We can break down $$a_i$$ in its bits using $$log L$$ additional binary variables. We can also calculate the corresponding binary bit failures for each $$0 leq j leq L$$. Let $$bit ^ {(a)} _ {i, k}$$ Be the $$k$$the little $$a_i$$ and let $$bit_ {j, k} ^ *$$ Be the $$k$$the bit of the integer $$j$$ .
$$a_i = sum_ {k = 0} ^ { log L} 2 ^ kbit ^ {(a)} _ {i, k}$$

We now have the following logic:
$$M_ {i, j} sif the bit ^ {(a)} _ {i, k} odot the bit {j, k} ^ * ; ; ; forall k ; ; ; ; 0 leq k leq log L$$

$$M_ {i, j} = bigwedge_ {k = 0} ^ { log L} bit ^ {(a)} _ {i, k} odot bit_ {j, k} ^ *$$

we can use this publication for NXOR pairs of variables, storing their results in another variable $$z = {0,1 } ^ { log L}$$. We can AND these together using the constraints $$M_ {i, j}> = sum z_i$$ $$M_ {i, j} leq z_i ; ; ; forall i$$

If I'm option 2, we'll have $$log L$$ new variables and 1 constraint to represent the binary decomposition of $$a_i$$. We then $$log L$$ XNOR variables, each of which can be represented with 4 constraints.
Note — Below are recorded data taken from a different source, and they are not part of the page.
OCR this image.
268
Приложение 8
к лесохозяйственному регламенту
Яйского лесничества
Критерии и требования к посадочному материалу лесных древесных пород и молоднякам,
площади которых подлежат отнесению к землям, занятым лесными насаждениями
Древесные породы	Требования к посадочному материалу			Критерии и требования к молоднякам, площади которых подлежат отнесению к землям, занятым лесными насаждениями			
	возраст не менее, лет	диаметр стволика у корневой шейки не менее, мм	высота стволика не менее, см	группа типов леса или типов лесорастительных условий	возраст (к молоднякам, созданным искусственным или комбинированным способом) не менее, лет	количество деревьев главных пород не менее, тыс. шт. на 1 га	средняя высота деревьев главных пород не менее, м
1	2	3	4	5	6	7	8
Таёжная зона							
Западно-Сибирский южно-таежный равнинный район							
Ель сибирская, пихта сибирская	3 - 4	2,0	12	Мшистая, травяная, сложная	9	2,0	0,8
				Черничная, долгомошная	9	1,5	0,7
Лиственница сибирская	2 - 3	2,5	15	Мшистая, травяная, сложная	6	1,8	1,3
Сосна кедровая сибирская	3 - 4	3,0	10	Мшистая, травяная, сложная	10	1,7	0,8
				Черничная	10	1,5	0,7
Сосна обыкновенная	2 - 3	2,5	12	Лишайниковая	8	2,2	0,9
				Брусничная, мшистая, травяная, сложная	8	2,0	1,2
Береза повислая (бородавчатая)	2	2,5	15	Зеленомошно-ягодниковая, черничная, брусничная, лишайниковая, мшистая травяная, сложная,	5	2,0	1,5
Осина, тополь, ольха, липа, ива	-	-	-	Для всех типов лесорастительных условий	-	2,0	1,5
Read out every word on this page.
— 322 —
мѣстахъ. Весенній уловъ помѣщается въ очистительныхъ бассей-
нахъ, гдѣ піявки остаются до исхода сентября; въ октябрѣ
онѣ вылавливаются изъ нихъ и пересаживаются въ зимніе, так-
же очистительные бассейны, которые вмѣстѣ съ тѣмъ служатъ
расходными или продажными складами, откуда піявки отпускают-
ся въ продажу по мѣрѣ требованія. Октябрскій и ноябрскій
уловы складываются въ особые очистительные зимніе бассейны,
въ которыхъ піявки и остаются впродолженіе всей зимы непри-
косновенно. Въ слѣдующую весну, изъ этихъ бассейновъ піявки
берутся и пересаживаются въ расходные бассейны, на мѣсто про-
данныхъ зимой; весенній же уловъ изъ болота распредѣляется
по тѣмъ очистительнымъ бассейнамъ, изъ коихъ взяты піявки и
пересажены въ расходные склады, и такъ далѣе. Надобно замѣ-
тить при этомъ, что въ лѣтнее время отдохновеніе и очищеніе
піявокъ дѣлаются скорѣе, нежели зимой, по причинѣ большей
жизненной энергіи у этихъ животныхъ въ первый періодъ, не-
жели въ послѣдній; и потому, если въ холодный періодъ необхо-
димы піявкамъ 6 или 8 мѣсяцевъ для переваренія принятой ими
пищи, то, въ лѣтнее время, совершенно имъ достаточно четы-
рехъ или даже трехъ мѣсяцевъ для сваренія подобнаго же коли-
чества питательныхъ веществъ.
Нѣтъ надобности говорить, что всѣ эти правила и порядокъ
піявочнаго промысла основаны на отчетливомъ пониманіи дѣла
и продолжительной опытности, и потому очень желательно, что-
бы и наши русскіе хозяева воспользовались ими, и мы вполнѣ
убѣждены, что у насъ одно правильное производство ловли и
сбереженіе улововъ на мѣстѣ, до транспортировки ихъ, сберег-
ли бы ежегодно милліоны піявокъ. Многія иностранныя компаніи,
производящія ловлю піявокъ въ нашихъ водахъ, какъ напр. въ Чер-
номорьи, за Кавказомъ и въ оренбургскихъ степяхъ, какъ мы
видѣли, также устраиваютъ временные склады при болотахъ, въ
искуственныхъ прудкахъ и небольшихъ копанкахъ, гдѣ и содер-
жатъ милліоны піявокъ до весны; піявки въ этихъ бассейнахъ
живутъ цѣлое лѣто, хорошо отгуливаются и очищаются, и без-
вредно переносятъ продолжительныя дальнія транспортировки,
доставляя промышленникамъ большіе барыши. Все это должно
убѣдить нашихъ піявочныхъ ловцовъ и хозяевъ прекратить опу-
We can finally represent $$M_ {i, j}$$ with $$log L + 1$$ more constraints. Therefore, we have a total of $$5 log L$$ constraints and $$2 log L$$ new variables.

## TLDR)

1. Is there a way to represent a Boolean variable for the equality of 2 positive integer integers in an ILP that do not involve Big M constraints or binary failures, and if not, which one is generally used?

Note* This is a repost, however I have republished it with only one of the initial questions because of @DW's suggestion and response.